The preservation of the property of good will allow you to claim the thing as the holder of the domain in case of bankruptcy of the user. The income produced by the leasing are very high, so the company is often completely recover the value of the property during the term of the operation.

For manufacturers or provider:

The provider can release financial resources, because leasing is that finance their sales.
It has no sales collection risk.

As regards the operative leasing, it represents another avenue for the supplier to sell the goods.

Against considerations

Gets the property of good, sometimes at the end of the contract, to exercise the purchase option.
You can entirely prevent delivery of the goods until the conclusion of the contract.
existence of penal clauses provided for by breach of contractual obligations.
cost at times greater than that of other forms of financing, in particular when there are declines in interest rates.
Also called "residual value" might be zero at the time of conclusion of the transaction.
It is extremely difficult to estimate the maximum of the given good performance with a high degree of certainty.

We will have increased financial costs in comparison with other alternatives of financing for companies.
Occasionally, if not add the value of the asset in the balance sheet of the company, can be a problem for the company.

Procedure for carrying out a lease:currently leasing in 

Analyze the product and its costs of purchase
First of all we must clearly determine what machine, equipment, vehicle, building or furniture want to lease.

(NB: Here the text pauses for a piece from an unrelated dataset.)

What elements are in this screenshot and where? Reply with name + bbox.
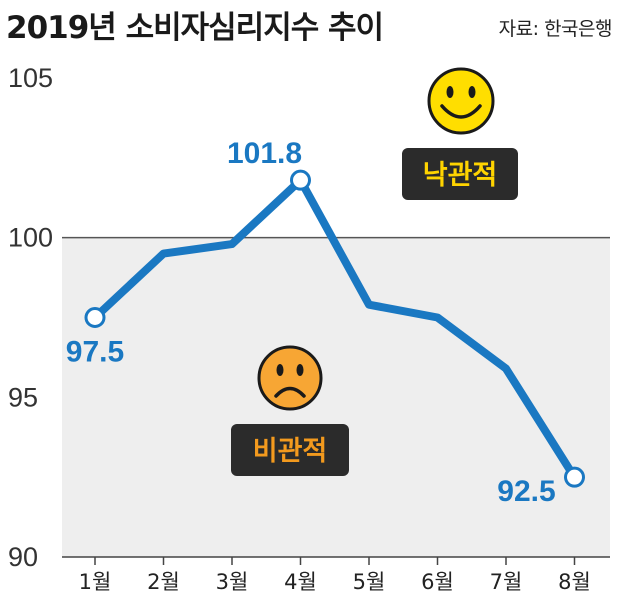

Therefore the good provider must request a quote in which we are interested, including all of its main features (model, brand, price, time of delivery, guarantees, etc.). Once made the selection, the Leasing company purchases the asset and delivers it to your company as a lease for a period determined in the agreement.

Looking for leasing company
Secondly we will search for and select a company of leasing or bank or financial institution that offers this product.

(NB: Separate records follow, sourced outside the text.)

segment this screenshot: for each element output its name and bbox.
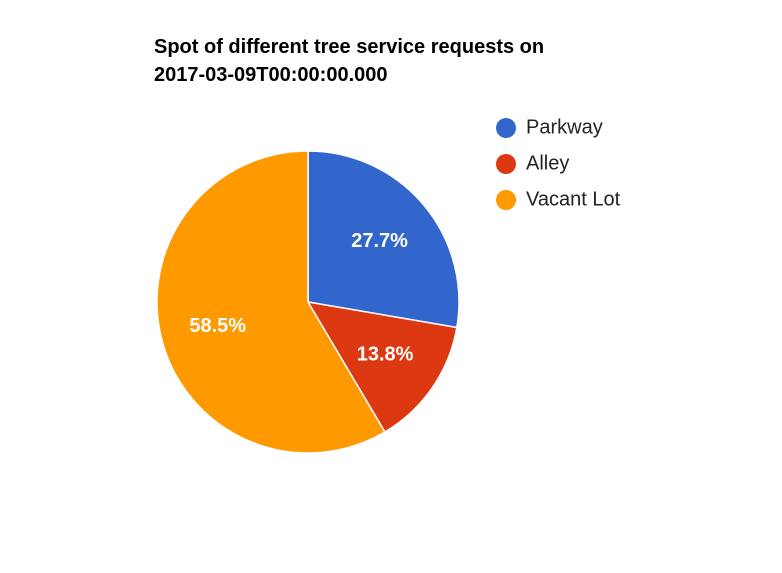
legend-label-vacant-lot: Vacant Lot bbox=[526, 188, 621, 210]
slice-label-vacant-lot: 58.5% bbox=[189, 315, 246, 337]
slice-label-parkway: 27.7% bbox=[351, 230, 408, 252]
chart-title-line-1: Spot of different tree service requests … bbox=[154, 36, 544, 58]
legend-swatch-alley bbox=[496, 154, 516, 174]
legend-label-alley: Alley bbox=[526, 152, 569, 174]
pie-slice-alley bbox=[306, 300, 458, 433]
pie-slice-parkway bbox=[307, 150, 460, 329]
legend-swatch-parkway bbox=[496, 118, 516, 138]
legend-label-parkway: Parkway bbox=[526, 116, 603, 138]
chart-title-line-2: 2017-03-09T00:00:00.000 bbox=[154, 64, 388, 86]
legend: Parkway Alley Vacant Lot bbox=[496, 116, 621, 210]
pie-slices bbox=[156, 150, 460, 454]
pie-slice-labels: 27.7% 13.8% 58.5% bbox=[189, 230, 413, 365]
pie-slice-vacant-lot bbox=[156, 150, 386, 454]
slice-label-alley: 13.8% bbox=[357, 343, 414, 365]
legend-swatch-vacant-lot bbox=[496, 190, 516, 210]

To decide by a company, we must compare the interest rates and the benefits that we offer, in addition to taking into account other factors such as your experience and expertise.

Submit documents
Once elected a leasing company, we went to their offices and present all the documents that could ask for.

These documents might include our States financial (especially our cash flow), as well as legal documents of our company.

In a leasing contract, the nominal interest rate which will affect the operation for the liquidation of the interests, frequency and dates of refunds, commissions and expenses, contractual rights regarding amendment of the interest rate and its communication to the user, and rights over a possible early redemption of quotas must be specified. In leasing fees must be differentiated clearly the part that corresponds to a reimbursement of the cost of the good and to the interests of the operation, and option to purchase value or residual value, as well as the place and date of the restitution of the property if not exercised the option to purchase. The lessee runs with the technical and economic risks: must pay fees, taxes and expenditure, to use appropriate good, dedicated to the agreed activity and keep it in perfect condition. The lessee is also obliged to take out insurance to cover possible damage on the good landlord. In addition, you are not allowed in any case sub-let the property to third parties. The lessor bears the risks arising from non-payment of assessments and the return of the good if not exercised the right to purchase. In this sense, sale of movable property to time limits laws contains a provision that speeds up the recovery of assets transferred in leasing when the tenant does not pay. In her practice the delay in the recovery of a good, as for example machinery can prevent their use in another business project. The lessor is obliged to give to the user the team as it shall specify and may inspect the State of maintenance of the equipment and the use by the customer.

During the term of the contract, your company must periodically pay a fee by concept of the use of the asset.

Make the final purchase
Finally, with the leasing contract in hand issue purchase order provider for which charge you it the good to the leasing company, but send it to us.